Rats! This thing has died now. I’m still okay playing CDs, as above, but there are advantages to a CD specific player (preferrably a changer) that still compels me, so I have to start another search. I’m sorry to say I think I’m done with Adcom.

  The CD player/changer market has changed dramatically with the advent of DVDs. Yes, that’s how far back my changer dates. When I went looking for a replacement, nothing suitable could be found. I dislike the delay in loading CDs in a DVD player, so I asked around for some thoughts. Someone suggested a music server. I checked—not cheap. Then I found out about HTPCs (Home Theater PC). The more I thought about it, the more sense it made. Since I had built several PCs, and I was already fooling with Linux, and had a hard drive available, it seemed like a natural choice. Again, with the short story—I’m thrilled.

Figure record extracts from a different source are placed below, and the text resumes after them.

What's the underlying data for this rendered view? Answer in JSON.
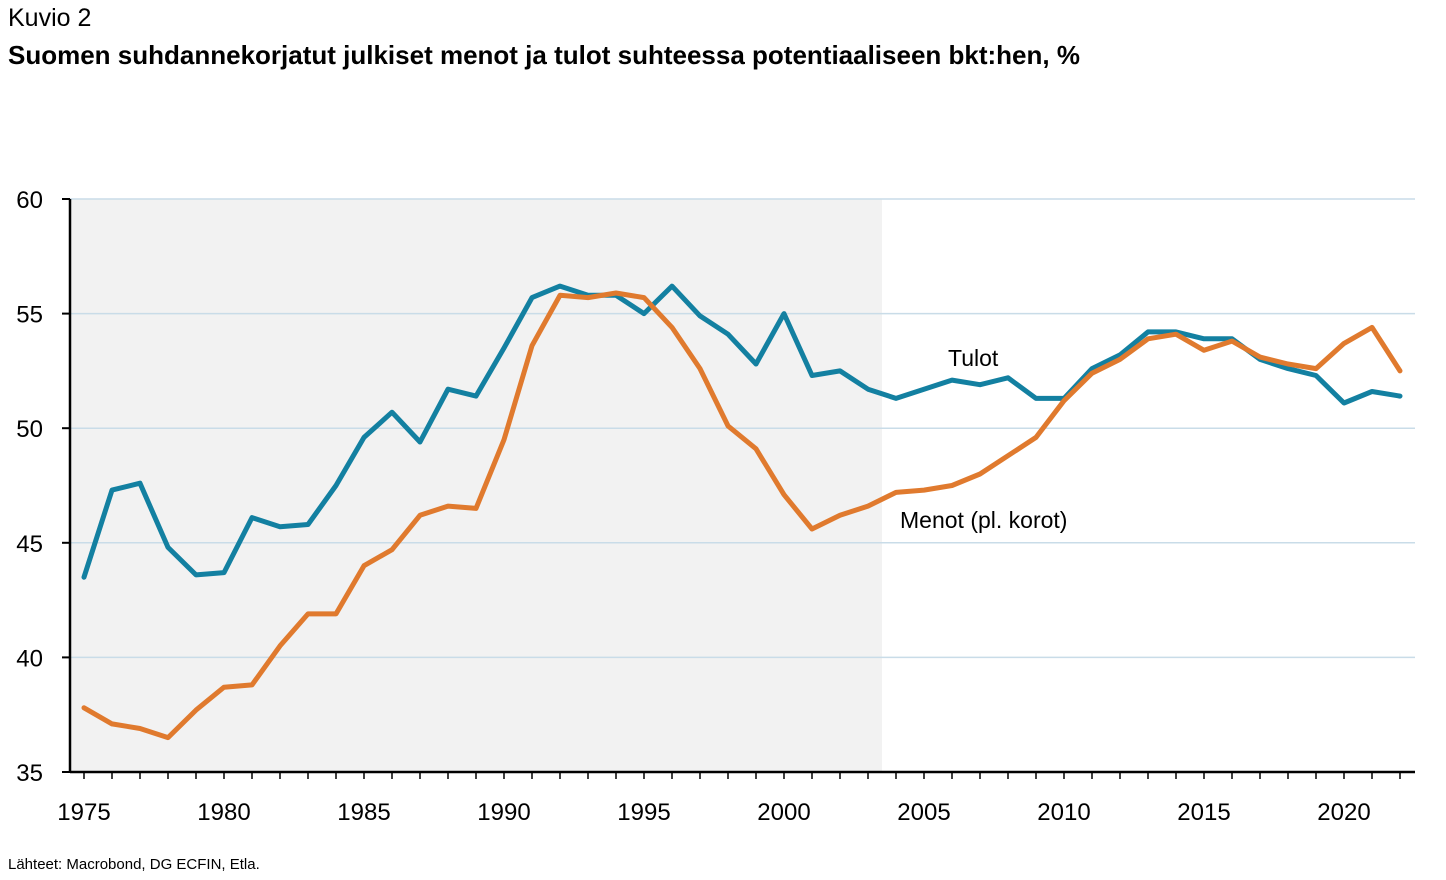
{
  "kicker": "Kuvio 2",
  "title": "Suomen suhdannekorjatut julkiset menot ja tulot suhteessa potentiaaliseen bkt:hen, %",
  "source": "Lähteet: Macrobond, DG ECFIN, Etla.",
  "chart_data": {
    "type": "line",
    "ylim": [
      35,
      60
    ],
    "xlim": [
      1975,
      2022
    ],
    "yticks": [
      35,
      40,
      45,
      50,
      55,
      60
    ],
    "xticks": [
      1975,
      1980,
      1985,
      1990,
      1995,
      2000,
      2005,
      2010,
      2015,
      2020
    ],
    "grid": true,
    "shaded_region": [
      1975,
      2003.5
    ],
    "x": [
      1975,
      1976,
      1977,
      1978,
      1979,
      1980,
      1981,
      1982,
      1983,
      1984,
      1985,
      1986,
      1987,
      1988,
      1989,
      1990,
      1991,
      1992,
      1993,
      1994,
      1995,
      1996,
      1997,
      1998,
      1999,
      2000,
      2001,
      2002,
      2003,
      2004,
      2005,
      2006,
      2007,
      2008,
      2009,
      2010,
      2011,
      2012,
      2013,
      2014,
      2015,
      2016,
      2017,
      2018,
      2019,
      2020,
      2021,
      2022
    ],
    "series": [
      {
        "name": "Tulot",
        "color": "#1380A1",
        "values": [
          43.5,
          47.3,
          47.6,
          44.8,
          43.6,
          43.7,
          46.1,
          45.7,
          45.8,
          47.5,
          49.6,
          50.7,
          49.4,
          51.7,
          51.4,
          53.5,
          55.7,
          56.2,
          55.8,
          55.8,
          55.0,
          56.2,
          54.9,
          54.1,
          52.8,
          55.0,
          52.3,
          52.5,
          51.7,
          51.3,
          51.7,
          52.1,
          51.9,
          52.2,
          51.3,
          51.3,
          52.6,
          53.2,
          54.2,
          54.2,
          53.9,
          53.9,
          53.0,
          52.6,
          52.3,
          51.1,
          51.6,
          51.4
        ]
      },
      {
        "name": "Menot (pl. korot)",
        "color": "#E07A2E",
        "values": [
          37.8,
          37.1,
          36.9,
          36.5,
          37.7,
          38.7,
          38.8,
          40.5,
          41.9,
          41.9,
          44.0,
          44.7,
          46.2,
          46.6,
          46.5,
          49.5,
          53.6,
          55.8,
          55.7,
          55.9,
          55.7,
          54.4,
          52.6,
          50.1,
          49.1,
          47.1,
          45.6,
          46.2,
          46.6,
          47.2,
          47.3,
          47.5,
          48.0,
          48.8,
          49.6,
          51.2,
          52.4,
          53.0,
          53.9,
          54.1,
          53.4,
          53.8,
          53.1,
          52.8,
          52.6,
          53.7,
          54.4,
          52.5
        ]
      }
    ]
  }
}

The case pictured is unremarkable insofar as describing the HTPC—more can be made of the mother board (mobo), the chip, and the size of the hard drive—Asus M4A78A, Athlon Dual Core 245, 320 gB. The top half of the front panel is a hinged door concealing the DVD drive and the card reader/USB port. I guess I should mention the wireless mouse and wireless keyboard… Surfing the ’net from my theater seat on the big screen isn’t bad, either.

Sony TC-RX70ES cassette deck
Sony TC-RX70ES
Casette Deck
  Sony TC-RX70ES casette player. This is a very nice tape player. However, my new vehicle has a CD changer in it, so I don't know how many tapes I’ll be cutting in the future. Right now it’s in the computer suite and apparently in full and permanent fail mode.
Mitsubishi HS-U760 Super VHS VCR
Mitsibushi HS-U760
  I had three of these—one for regular use, one for dubbing, and a spare. I think I’m about done with VHS now, though, so they’ve been bid an unceremonious farewell. Hope the neighborhood salvage guy can make use of them.
Panasonic CLD D504 laser disc player
Panasonic CLD D504
Laser Player
  Panasonic CLD D504 laserdisc player. Time and technology moves on. I’ll probably phase this out eventually just like I did my Teac reel-to-reel tape machine and my Dual 1229 record changer. Still, I have the space, the inputs, and some source that I haven’t duplicated in DVD. No hurry to retire it, I guess.

BSR 4000XR graphic equalizer/spectrum analyzer
BSR 4000XR
Graphic Equilizer
  BSR 4000XR spectrum analyzer/equalizer (the spec/an is fun to watch, tape switching is great, I never use the equalizer). To be honest, I haven’t had this in line for several years, now.

It’s sad that DAK, the distributor for this unit went out of business. I wouldn’t mind having an updated version of this. DAK’s back. I just found a website for it/him. Do a search on DAK2000. Seems like it’s a work in progress.
Sony DVP-S560D DVD player
Sony DVP-S560D
DVD Player
  I added a DVD player a few years back—a Sony DVP-S560D. Unfortunately, it quit playing after a while. I temporarily used a $49 POS while trying to get the Sony repaired.

Sony DVP-NC80V DVD Changer
Sony DVP-NC80V
DVD Player
  The POS is gone, as is the S560D, whose failure turned out to be terminal. It’s sort of like the Sony version of Micro$oft’s Blue Screen of Death I’ve since found out. I replaced it with this changer (I wanted a changer anyway), and so far am very happy with it.

I didn’t have the whole surround system set up in the condo, but I still enjoyed the sights and sounds. I just recently completed the media room and am in the process of hooking everything up. I’ve had the TV, VCRs, and DVD hooked up for some time but, oh, man, will that media room be something.

Everyone that has heard the system marvels over it. I’ve had serious music aficionados praise it. When my kids were living at home they would dazzle their friends with it. My son’s friends in particular, when they were college age, would come to our house because we clearly had the best sound system around. I get such pleasure every time I play some music through it, that I can’t believe I really have a system that sounds this nice.

And of course, I still have the magazine that started it all.